Yes, random variables are aesara tensors, so the broadcasting rules explained in https://aesara.readthedocs.io/en/latest/tutorial/broadcasting.html apply. TL; DR they are similar to numpy ones but tensors also have a true/false indicator to “turn off” broadcasting on some dimensions if desired.
Yes, I’d recommend factorizing into 2d vectors with length as the number of observations in a style similar to long format dataframes. There are two reasons for that. The first is that it works also with ragged data; keeping every hierarchy level as its own dimension only works if there are the same number of observations per group which is generally not the case. The second is I haven’t had time to do proper benchmarks but I am quite sure it is faster to implement the models this way unless no indexing were required if working with multidimensional arrays of parameters.
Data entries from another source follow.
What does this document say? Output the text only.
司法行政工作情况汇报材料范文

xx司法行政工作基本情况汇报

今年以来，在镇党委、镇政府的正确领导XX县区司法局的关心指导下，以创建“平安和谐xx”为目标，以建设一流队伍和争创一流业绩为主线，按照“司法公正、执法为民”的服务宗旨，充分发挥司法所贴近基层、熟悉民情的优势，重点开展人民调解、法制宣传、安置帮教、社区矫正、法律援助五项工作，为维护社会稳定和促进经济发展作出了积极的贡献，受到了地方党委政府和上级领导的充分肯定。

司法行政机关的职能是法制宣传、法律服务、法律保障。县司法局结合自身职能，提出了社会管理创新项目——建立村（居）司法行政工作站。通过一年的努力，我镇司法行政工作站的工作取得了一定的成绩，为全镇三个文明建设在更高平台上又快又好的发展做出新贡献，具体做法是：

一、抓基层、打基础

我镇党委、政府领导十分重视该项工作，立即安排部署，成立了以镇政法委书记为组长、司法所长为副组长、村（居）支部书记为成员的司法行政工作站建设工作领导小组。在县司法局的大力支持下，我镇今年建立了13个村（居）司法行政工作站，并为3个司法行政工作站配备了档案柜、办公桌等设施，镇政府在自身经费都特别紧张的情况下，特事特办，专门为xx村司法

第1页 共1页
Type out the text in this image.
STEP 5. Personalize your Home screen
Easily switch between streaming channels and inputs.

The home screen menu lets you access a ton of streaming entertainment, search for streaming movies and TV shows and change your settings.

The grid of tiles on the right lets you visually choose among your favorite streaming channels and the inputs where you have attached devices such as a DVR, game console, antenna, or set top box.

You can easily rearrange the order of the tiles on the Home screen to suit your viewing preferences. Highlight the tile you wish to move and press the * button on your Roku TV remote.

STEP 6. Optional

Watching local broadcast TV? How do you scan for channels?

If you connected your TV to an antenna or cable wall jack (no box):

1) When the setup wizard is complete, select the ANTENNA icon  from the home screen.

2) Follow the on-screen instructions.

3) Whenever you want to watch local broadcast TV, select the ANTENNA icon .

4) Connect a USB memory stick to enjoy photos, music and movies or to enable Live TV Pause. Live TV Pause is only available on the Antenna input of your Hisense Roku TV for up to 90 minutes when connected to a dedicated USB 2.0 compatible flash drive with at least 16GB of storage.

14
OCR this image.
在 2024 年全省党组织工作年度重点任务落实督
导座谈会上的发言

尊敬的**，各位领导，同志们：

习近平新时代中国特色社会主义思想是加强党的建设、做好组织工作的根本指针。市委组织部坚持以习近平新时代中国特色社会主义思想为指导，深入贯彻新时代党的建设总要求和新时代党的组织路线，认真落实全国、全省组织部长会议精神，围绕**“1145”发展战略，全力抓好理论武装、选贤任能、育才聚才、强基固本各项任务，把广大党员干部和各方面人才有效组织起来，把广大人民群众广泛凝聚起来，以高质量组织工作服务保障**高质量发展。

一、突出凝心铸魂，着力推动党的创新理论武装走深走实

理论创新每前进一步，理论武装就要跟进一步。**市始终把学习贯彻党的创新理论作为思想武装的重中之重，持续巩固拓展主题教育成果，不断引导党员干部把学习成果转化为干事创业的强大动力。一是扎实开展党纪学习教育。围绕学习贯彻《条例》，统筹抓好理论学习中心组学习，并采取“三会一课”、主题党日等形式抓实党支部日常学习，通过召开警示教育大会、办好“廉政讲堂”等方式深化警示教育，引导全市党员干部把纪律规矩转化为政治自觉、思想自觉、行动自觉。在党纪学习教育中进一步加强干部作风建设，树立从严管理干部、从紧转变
Using your example, if you have M
observations per combination of city and time, then you can strucutre you observations as a 3d array with dimensions time: 2, city: 3, observation: 5
→ n_obs = 30
. You can then use broadcasting only to combine the 1d (length 2) time parameters vector with the 1d (length 3) citiy parameters, no indexing would be needed here and I think it would be quite intuitive, but that is generally not the case and you have 5 observations for Berlin and 7 for Paris.
I think it is important to note that the number of parameters and the number of observations are independent and you always need to evaluate the model on all your observations. In a simple linear regression we have 3 parameters a, b, \sigma but the log likelihood is the sum of the linear model evaluated at every observations; PyMC does that automatically (and aesara can optimize the operations done sometimes) when given the observed
kwarg with all the observations.
Second note, the pm.Deterministics
and the city_temperature[cities_idx]
do not add more parameters to the model, they only create transformations and arrays with the original parameters restructured to compute the right quantity when working with arrays.
In my opinion, going back to what I said above you need 1d vectors and all the factors as indexes (you can use pandas.factorize
for this like you have done) of if same # of observations per category then multidimensional array (not compatible with pandas anymore unless you have only one level). I can’t really speak about having the levels as “raw” columns or as multiindex though.
I think it is
Here is where the parameters vs observation difference comes into play. The likelihood can’t be of size 3 because the likelihood combines both data and parameters. There are only 3 possible values for the mean yes, but we need to evaluate the normal (whatever one of the 3 means we need to use) at each of the observations. In the exponent of the pdf (x - \mu) you need to take the x into account too, not only the \mu.
Moreover, to do posterior predictive checks you need to preserve that structure.
However, this can be quite inconvenient if you want to analyze the posterior predictive samples/predictions at each city (i.e. to get the probability the temperature will be higher than t in each city).
To get around this I think you should consider two options:
- You can update the
cities_idx_pm
withpm.set_data
and replace it with an arange of length the number of cities. This is easy and convenient if you only have one category, but it quickly becomes cumbersome. To add thetime
component you’d need to use0, 0, 1, 1, 2, 2
as city_idx and0, 1, 0, 1, 0, 1
as time_idx… - Repeat the
mu
computation with xarray and use xarray-einstats to sample from the posterior predictive. Broadcasting and alignment will be automatic and you’ll get a multidimensional array with hierarchies as different dimensions.
The likelihood with size 3 looks very wrong to me. I still don’t grok the new size
argument, but you might be generating a 3, 174
array to evaluate the log likelihood on. What is the shape of the data in the log likelihood group of the result? Do you get the same results?
Yes, the example does have the same number of observations per category, so you can store the observations in a time, city, date
3d array. Then this line can become city_time_temperature = city_temperature[None, :] + time_offset[:, None]
which might work as input directly if the observed is the 3d size, or you might need an extra length 1 dim for broadcasting to work so use mu=city_time_temerature[:, :, None]
.
However, big however. That is the mean of the temperatures, it is not what you observed. I’d recommend working with the posterior predictive samples to get values you can interpret as what you’d expect to see. Already with the current model, you can get posterior predictive samples as:
from xarray_einstats.stats import XrContinuousRV
from scipy.stats import norm
post = idata.posterior
temperature = XrContinuousRV(norm, post["city_temperature"] + post["time_offset"], 0.5).rvs()
I recently wrote a Discourse topic to introduce xarray-einstats.
Magic dimension/label based broadcasting is (at least for now) outside the scope of pymc and aesara. IIRC there is an open issue on aesara about this though you might want to search for it. All of this and more however already works after sampling once you get the results as InferenceData.